Many events have been packed into the upcoming weekend — graduations, parties, hang gliders and horse drives. Plus you’ll see folks flock to the lakes and the mountains, eager to mark the start of the summer season with a few outdoor adventures.
I understand that urge to go, to do.
As we head into the weekend and make plans, I hope everyone takes some time to remember WHY we all get an extra day out of the office. It isn’t for parties and boats on the lake. Though, that’s OK to enjoy too.
Memorial Day was originally called Decoration Day because the tradition of decorating graves of veterans with flowers, wreaths and flags began early. The day sets aside time to remember those who have died in service to our country. It was first widely observed in 1868 to commemorate Civil War soldiers.
Now, many of us know that the last Monday in May is Memorial Day, but we do little to honor those who have died in our service. We host picnics and barbecues instead.
I know finding a connection to a cause is important. It’s a given that we all support and love our soldiers for all that they do. (I understand that may be a political statement these days, but I truly feel veterans’ service is appreciated more than not). But, if you don’t have a personal connection to somebody in the armed services, I wonder if it’s more difficult to appreciate and understand their sacrifices.

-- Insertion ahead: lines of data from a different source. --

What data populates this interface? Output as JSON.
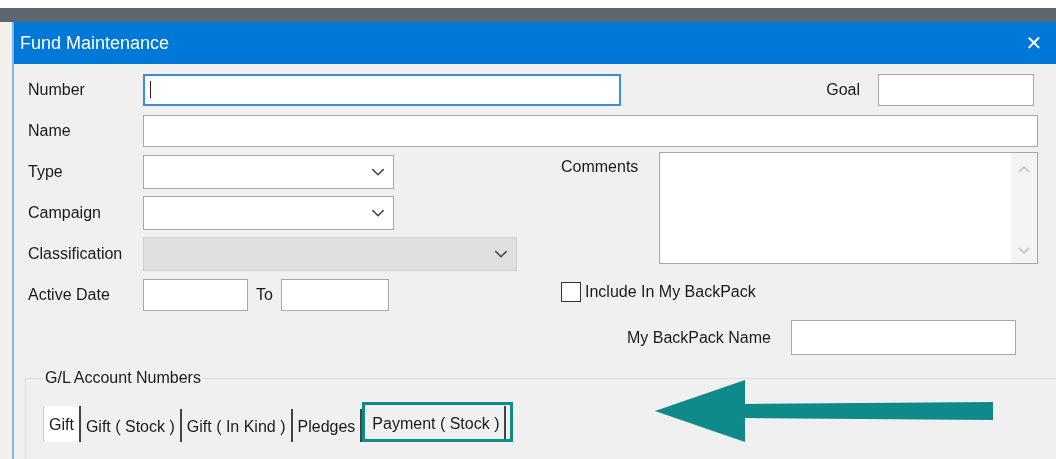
{
  "window": {
    "title": "Fund Maintenance",
    "close": "✕"
  },
  "fields": {
    "number": {
      "label": "Number",
      "focused": true
    },
    "goal": {
      "label": "Goal"
    },
    "name": {
      "label": "Name"
    },
    "type": {
      "label": "Type",
      "disabled": false
    },
    "campaign": {
      "label": "Campaign",
      "disabled": false
    },
    "classification": {
      "label": "Classification",
      "disabled": true
    },
    "active_date": {
      "label": "Active Date"
    },
    "to": {
      "label": "To"
    },
    "comments": {
      "label": "Comments"
    },
    "include_backpack": {
      "label": "Include In My BackPack",
      "checked": false
    },
    "backpack_name": {
      "label": "My BackPack Name"
    }
  },
  "gl_group": {
    "title": "G/L Account Numbers",
    "tabs": [
      {
        "label": "Gift",
        "selected": true
      },
      {
        "label": "Gift ( Stock )",
        "selected": false
      },
      {
        "label": "Gift ( In Kind )",
        "selected": false
      },
      {
        "label": "Pledges",
        "selected": false
      },
      {
        "label": "Payment ( Stock )",
        "selected": false,
        "highlighted": true
      }
    ]
  }
}
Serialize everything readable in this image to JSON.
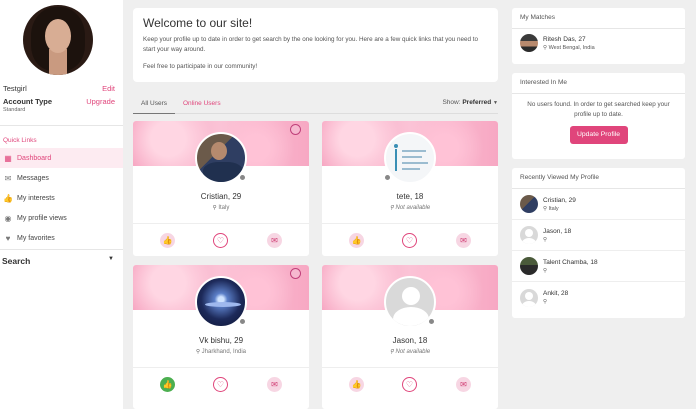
{
  "user": {
    "name": "Testgirl",
    "edit_label": "Edit",
    "account_type_label": "Account Type",
    "upgrade_label": "Upgrade",
    "account_level": "Standard"
  },
  "quick_links": {
    "title": "Quick Links",
    "items": [
      {
        "label": "Dashboard",
        "icon": "dashboard-icon",
        "active": true
      },
      {
        "label": "Messages",
        "icon": "envelope-icon"
      },
      {
        "label": "My interests",
        "icon": "thumbs-up-icon"
      },
      {
        "label": "My profile views",
        "icon": "eye-icon"
      },
      {
        "label": "My favorites",
        "icon": "heart-icon"
      }
    ]
  },
  "search": {
    "label": "Search"
  },
  "welcome": {
    "title": "Welcome to our site!",
    "text1": "Keep your profile up to date in order to get search by the one looking for you. Here are a few quick links that you need to start your way around.",
    "text2": "Feel free to participate in our community!"
  },
  "tabs": {
    "all": "All Users",
    "online": "Online Users",
    "show_label": "Show:",
    "show_value": "Preferred"
  },
  "cards": [
    {
      "name": "Cristian, 29",
      "location": "Italy"
    },
    {
      "name": "tete, 18",
      "location": "Not available"
    },
    {
      "name": "Vk bishu, 29",
      "location": "Jharkhand, India"
    },
    {
      "name": "Jason, 18",
      "location": "Not available"
    }
  ],
  "my_matches": {
    "title": "My Matches",
    "items": [
      {
        "name": "Ritesh Das, 27",
        "location": "West Bengal, India"
      }
    ]
  },
  "interested": {
    "title": "Interested In Me",
    "empty_text": "No users found. In order to get searched keep your profile up to date.",
    "button": "Update Profile"
  },
  "recently_viewed": {
    "title": "Recently Viewed My Profile",
    "items": [
      {
        "name": "Cristian, 29",
        "location": "Italy"
      },
      {
        "name": "Jason, 18",
        "location": ""
      },
      {
        "name": "Talent Chamba, 18",
        "location": ""
      },
      {
        "name": "Ankit, 28",
        "location": ""
      }
    ]
  },
  "colors": {
    "accent": "#e0457b",
    "like_active": "#4caf50"
  }
}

We can sympathize, but maybe not empathize.
Much of my family — at least the members I know well and communicate with the most — has served. My brother just finished up several years of service with the Wisconsin National Guard. Aunts and uncles of mine have served in the Navy and other branches. Older generations of my family tree also served.
I’m sure many readers have similar service histories in their families.
None of my immediate family members have died in that service. And while I see their sacrifices and understand the pain, dedication and honor, I will never truly empathize with those who have lost loved ones. I cannot truly understand that pain.
I don’t mean to make anyone with fun weekend plans feel guilty. I, too, have made plans to enjoy the long weekend with family and friends. But I hope as you gather around the grill, lake, campsite or backyard, you take just a moment with those around you to look around. Take it all in. Think of all of the freedoms we truly have. Give a quiet thanks to those who make it possible.
And, if you can, help decorate the graves of veterans in Sheridan or attend the Memorial Day parade downtown. Grave decorating will take place Saturday at 1 p.m. and Monday at 6 a.m. The parade starts Monday morning at 9:30 a.m. in the Wells Fargo parking lot.
“As we express our gratitude, we must never forget that the highest appreciation is not to utter the words, but to live by them.”